Union is definitely a dirty word here. The people who are most against the
unions tend to be the people who would benefit the most. Unfortunately they've
been tricked into thinking otherwise. It's not uncommon for you to take a job
at Target or Walmart and have to watch an anti-union video or two.

The Taft–Hartley Act really restricts union behavior. It makes it so you can't
do things like solitary strikes, you have no typically notify your employer 80
days ahead of time if you plan to go on strike, etc.

[https://en.wikipedia.org/wiki/Labor_Management_Relations_Act...](https://en.wikipedia.org/wiki/Labor_Management_Relations_Act_of_1947)

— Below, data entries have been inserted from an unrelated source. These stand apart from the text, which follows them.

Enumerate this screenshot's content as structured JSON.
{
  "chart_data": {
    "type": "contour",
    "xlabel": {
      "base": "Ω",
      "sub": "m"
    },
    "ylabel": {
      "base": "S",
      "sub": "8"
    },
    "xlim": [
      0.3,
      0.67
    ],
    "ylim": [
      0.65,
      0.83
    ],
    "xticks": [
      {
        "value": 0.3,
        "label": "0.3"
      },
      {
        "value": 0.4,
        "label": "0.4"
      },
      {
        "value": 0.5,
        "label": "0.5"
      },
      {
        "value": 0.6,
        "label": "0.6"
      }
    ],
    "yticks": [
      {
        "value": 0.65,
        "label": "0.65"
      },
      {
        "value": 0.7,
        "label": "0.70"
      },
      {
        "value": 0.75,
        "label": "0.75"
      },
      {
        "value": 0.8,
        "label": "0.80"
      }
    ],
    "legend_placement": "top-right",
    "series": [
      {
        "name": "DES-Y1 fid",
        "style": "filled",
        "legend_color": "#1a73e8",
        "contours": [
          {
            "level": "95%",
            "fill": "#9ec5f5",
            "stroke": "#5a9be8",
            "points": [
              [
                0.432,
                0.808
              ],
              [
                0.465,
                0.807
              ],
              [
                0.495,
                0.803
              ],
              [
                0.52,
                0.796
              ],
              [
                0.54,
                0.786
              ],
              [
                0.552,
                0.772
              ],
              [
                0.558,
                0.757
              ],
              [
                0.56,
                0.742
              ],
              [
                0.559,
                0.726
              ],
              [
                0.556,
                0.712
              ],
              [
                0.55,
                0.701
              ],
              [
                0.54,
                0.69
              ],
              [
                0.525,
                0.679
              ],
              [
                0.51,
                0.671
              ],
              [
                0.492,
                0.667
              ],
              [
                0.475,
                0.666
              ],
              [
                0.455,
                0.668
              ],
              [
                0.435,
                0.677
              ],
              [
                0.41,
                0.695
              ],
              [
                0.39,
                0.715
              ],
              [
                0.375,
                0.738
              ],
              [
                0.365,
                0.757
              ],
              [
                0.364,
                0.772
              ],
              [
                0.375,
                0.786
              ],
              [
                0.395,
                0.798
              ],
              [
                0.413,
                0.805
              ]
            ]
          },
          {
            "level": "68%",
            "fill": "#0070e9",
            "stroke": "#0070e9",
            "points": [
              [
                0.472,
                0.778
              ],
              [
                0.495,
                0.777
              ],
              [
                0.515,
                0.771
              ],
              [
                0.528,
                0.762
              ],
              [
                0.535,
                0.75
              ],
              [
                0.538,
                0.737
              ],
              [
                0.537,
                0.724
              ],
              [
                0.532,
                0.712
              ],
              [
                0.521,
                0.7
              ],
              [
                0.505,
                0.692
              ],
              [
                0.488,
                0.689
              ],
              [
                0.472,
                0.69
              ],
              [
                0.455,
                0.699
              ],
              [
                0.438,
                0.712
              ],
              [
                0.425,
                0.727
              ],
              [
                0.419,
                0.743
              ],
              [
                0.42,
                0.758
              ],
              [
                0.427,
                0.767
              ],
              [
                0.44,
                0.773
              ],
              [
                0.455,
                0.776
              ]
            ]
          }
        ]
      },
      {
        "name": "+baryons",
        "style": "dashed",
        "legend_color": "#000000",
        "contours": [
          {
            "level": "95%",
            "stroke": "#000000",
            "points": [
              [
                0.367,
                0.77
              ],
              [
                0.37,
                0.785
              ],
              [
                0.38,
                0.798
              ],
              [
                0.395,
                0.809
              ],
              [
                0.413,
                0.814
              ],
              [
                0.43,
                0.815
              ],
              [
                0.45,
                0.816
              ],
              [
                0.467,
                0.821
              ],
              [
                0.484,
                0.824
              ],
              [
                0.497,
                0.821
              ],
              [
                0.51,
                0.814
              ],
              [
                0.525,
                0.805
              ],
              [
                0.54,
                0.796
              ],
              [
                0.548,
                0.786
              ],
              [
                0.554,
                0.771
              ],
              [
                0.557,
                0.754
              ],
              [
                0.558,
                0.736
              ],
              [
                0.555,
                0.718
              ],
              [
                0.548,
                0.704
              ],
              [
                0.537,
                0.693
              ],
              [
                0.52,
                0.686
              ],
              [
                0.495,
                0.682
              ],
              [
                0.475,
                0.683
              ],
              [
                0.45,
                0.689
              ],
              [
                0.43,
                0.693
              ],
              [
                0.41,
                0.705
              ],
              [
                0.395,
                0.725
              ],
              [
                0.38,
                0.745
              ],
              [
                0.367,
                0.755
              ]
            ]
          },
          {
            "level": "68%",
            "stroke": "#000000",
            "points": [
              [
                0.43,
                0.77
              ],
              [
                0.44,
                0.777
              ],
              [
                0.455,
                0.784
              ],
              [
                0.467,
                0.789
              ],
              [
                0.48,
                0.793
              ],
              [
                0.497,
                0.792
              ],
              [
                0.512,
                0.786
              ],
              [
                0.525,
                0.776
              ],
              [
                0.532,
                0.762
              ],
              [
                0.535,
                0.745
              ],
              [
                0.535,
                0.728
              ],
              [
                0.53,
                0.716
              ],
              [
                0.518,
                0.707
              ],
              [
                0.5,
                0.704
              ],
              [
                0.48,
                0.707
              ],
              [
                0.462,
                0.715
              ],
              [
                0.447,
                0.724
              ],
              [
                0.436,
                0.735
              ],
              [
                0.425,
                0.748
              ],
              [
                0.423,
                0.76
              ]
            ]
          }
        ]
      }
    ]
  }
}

At the end of the day it's all about striking a balance between labor and
management. My plan is for all the companies I run to be ethnical especially
in regards to treating my employees well.

------
e12e
Not linked/mentioned in the article, but somewhat related - an article on
working conditions in an Amazon warehouse in the UK, from Financial Times,
February of his year:

[http://www.ft.com/cms/s/2/ed6a985c-70bd-11e2-85d0-00144feab4...](http://www.ft.com/cms/s/2/ed6a985c-70bd-11e2-85d0-00144feab49a.html)

------
AsymetricCom
This article has some really sloppy writing. Probably an intern or overworked
copyeditor. I guess Amazon doesn't pull much weight in the 24 hour news
cycle..